O mais difundido foi a negação . Nunca houve um tempo nos cinco dias em que não me envolvesse com uma tentativa consciente, muitas vezes verbal, de afastar de mim a possibilidade de “realmente perdido”. Isso não ia acontecer. Eu não teria que reorganizar minha vida para incorporar uma carteira perdida.

Raiva Pode apostar. Em quem, não tenho certeza. Eu mesmo, por ser descuidado. O universo, por ser, bem, o universo. Apenas um grande sistema impessoal que não dava a mínima para mim e me fazia perder tempo valioso quando eu tinha coisas importantes para fazer.

Negociação ? Bem, não exatamente no sentido narcísico clássico (“Por favor, deixe minha filha viver e eu vou parar de fumar”). Mas eu estava disposto a ir além da minha zona de conforto normal de racionalidade se isso trouxesse de volta minha carteira.

Depressão ? É triste dizer, mas meu estado de vigília estava visivelmente alterado. E eu tive dificuldade em dormir em várias dessas cinco noites. Quando eu não estava em negação, é isso.

Aceitação Felizmente, fui poupado desse último passo. Meu inanimado “amado” voltou para mim. Eu encontrei minha carteira. Eu prometi escanear e copiar cada um desses cartões e documentos por segurança, e vou impor a regra de colocar a carteira na tigela da mesa do corredor sempre que entro na casa. Se eu esquecer de usar a tigela e levar a carteira comigo, vou lavar a louça ou dar uma contribuição ao candidato presidencial que detesto.

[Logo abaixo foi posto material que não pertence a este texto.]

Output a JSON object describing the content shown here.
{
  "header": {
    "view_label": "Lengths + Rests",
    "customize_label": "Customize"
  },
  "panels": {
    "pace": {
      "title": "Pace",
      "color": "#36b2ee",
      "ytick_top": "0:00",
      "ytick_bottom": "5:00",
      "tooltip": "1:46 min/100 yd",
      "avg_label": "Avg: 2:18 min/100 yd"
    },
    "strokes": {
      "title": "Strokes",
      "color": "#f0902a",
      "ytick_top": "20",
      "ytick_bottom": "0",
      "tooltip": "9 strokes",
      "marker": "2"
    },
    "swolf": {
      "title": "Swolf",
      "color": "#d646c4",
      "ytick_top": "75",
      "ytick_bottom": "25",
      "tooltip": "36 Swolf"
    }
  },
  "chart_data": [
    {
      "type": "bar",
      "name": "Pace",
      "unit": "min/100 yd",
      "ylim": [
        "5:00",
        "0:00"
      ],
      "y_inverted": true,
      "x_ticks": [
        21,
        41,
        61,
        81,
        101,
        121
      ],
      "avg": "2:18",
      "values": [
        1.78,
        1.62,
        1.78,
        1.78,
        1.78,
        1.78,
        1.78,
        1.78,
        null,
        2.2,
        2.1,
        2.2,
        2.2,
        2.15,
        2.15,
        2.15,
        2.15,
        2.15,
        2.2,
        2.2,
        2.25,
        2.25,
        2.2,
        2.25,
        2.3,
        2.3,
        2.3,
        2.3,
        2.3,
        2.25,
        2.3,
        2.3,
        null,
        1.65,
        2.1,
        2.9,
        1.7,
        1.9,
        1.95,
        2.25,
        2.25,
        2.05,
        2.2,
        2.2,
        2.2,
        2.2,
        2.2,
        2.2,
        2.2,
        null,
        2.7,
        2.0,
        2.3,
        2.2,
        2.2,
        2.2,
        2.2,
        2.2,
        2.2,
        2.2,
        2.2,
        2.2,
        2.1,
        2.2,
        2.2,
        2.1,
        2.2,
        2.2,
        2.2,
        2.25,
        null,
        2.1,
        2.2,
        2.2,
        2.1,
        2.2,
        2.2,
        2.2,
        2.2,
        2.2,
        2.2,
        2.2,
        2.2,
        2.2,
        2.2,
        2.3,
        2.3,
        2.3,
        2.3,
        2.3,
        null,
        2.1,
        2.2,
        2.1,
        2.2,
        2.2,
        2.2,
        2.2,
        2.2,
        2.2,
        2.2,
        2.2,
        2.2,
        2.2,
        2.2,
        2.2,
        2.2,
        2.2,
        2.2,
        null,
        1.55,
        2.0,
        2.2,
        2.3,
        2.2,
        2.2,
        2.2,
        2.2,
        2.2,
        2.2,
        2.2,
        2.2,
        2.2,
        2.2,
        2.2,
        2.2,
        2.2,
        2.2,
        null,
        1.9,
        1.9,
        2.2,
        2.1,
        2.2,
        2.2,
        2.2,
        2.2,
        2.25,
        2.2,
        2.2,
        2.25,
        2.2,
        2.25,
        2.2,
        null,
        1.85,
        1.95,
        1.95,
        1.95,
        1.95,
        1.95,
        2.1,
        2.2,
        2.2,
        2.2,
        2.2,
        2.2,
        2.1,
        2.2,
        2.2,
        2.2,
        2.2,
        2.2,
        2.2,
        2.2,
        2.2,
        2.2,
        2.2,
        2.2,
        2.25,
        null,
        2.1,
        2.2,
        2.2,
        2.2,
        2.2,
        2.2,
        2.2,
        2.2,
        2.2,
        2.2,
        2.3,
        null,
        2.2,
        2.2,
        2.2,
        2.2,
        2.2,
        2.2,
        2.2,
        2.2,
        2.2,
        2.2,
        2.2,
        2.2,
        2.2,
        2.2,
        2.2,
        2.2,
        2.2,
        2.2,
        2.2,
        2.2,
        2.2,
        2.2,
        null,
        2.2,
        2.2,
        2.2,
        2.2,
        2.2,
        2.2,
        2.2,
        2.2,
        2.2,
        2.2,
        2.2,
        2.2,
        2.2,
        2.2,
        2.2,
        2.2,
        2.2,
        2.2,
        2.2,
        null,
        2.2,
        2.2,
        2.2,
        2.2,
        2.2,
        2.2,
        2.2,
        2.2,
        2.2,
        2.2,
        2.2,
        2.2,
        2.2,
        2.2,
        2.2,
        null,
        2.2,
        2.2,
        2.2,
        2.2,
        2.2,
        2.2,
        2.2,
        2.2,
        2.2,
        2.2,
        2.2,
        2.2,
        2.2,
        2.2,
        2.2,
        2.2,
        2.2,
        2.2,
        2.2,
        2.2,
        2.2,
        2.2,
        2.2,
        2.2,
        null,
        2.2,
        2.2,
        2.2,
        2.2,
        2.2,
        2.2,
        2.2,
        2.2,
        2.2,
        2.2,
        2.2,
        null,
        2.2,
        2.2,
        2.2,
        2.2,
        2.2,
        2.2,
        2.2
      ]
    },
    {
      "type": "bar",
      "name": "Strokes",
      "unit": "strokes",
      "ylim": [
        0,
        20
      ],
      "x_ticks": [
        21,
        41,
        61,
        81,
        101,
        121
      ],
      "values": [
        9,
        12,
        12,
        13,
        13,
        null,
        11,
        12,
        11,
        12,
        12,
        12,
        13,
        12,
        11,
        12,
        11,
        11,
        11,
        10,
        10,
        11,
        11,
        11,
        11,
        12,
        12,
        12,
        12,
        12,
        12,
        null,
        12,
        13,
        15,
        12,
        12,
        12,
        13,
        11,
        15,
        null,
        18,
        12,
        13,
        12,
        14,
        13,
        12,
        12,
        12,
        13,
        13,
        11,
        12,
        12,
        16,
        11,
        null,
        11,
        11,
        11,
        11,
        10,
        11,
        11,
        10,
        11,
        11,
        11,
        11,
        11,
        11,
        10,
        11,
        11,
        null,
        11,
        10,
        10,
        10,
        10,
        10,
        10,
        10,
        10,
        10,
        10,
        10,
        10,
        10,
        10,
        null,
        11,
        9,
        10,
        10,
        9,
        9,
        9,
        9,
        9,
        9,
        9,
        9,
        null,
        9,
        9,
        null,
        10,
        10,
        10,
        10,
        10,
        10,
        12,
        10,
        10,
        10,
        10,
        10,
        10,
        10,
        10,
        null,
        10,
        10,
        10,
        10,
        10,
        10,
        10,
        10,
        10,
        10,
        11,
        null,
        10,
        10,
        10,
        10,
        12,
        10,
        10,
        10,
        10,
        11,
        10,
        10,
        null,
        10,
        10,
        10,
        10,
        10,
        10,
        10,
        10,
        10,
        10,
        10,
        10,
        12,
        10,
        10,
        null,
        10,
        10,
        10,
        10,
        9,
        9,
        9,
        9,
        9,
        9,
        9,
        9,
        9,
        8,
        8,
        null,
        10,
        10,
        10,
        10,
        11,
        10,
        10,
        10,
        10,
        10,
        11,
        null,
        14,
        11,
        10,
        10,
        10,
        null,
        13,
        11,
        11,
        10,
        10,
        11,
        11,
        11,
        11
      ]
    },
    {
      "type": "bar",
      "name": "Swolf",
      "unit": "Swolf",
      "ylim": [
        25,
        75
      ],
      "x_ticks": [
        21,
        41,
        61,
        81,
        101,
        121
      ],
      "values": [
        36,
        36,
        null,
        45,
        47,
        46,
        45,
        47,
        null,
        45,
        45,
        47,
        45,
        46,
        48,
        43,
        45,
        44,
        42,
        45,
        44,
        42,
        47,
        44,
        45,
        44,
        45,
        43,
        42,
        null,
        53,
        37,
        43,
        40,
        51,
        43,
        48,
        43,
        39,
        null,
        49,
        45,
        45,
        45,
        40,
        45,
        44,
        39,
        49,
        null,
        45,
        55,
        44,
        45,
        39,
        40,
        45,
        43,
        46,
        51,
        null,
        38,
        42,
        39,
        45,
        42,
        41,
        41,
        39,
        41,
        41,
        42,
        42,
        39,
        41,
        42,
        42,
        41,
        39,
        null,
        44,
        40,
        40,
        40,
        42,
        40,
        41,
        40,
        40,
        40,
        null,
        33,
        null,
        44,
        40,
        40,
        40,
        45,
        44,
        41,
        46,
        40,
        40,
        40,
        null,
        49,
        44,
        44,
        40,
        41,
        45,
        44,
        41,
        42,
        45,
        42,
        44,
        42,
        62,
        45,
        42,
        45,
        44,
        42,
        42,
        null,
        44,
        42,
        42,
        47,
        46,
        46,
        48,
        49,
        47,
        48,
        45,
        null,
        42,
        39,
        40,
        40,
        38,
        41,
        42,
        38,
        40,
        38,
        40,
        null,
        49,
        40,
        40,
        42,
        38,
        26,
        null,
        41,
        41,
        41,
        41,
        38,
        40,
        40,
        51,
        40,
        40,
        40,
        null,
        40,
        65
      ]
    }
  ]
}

Será que este “extravio” acontecerá novamente? Parece provável. Quanto mais velho fico, menos atento me torno sobre onde coloco minha carteira, as chaves do carro ou o controle remoto da TV. Isso vai acontecer com algum de vocês? É provável que já tenha e continuará a acontecer. Precisamos ver o extravio e a perda como um dado biológico, e inserir passos conscientes em nossas rotinas, a fim de minimizar a ruptura em nossas vidas.

Graças a: Roy Forbes, Jane Getz e Scott Parker

Referências

Davis, H. (2009). Lógica do homem das cavernas: a persistência do pensamento primitivo no mundo moderno. Nova York: Prometheus Books.

Kubler-Ross, E. (1969). Na morte e morrer. Nova Iorque: Scribner.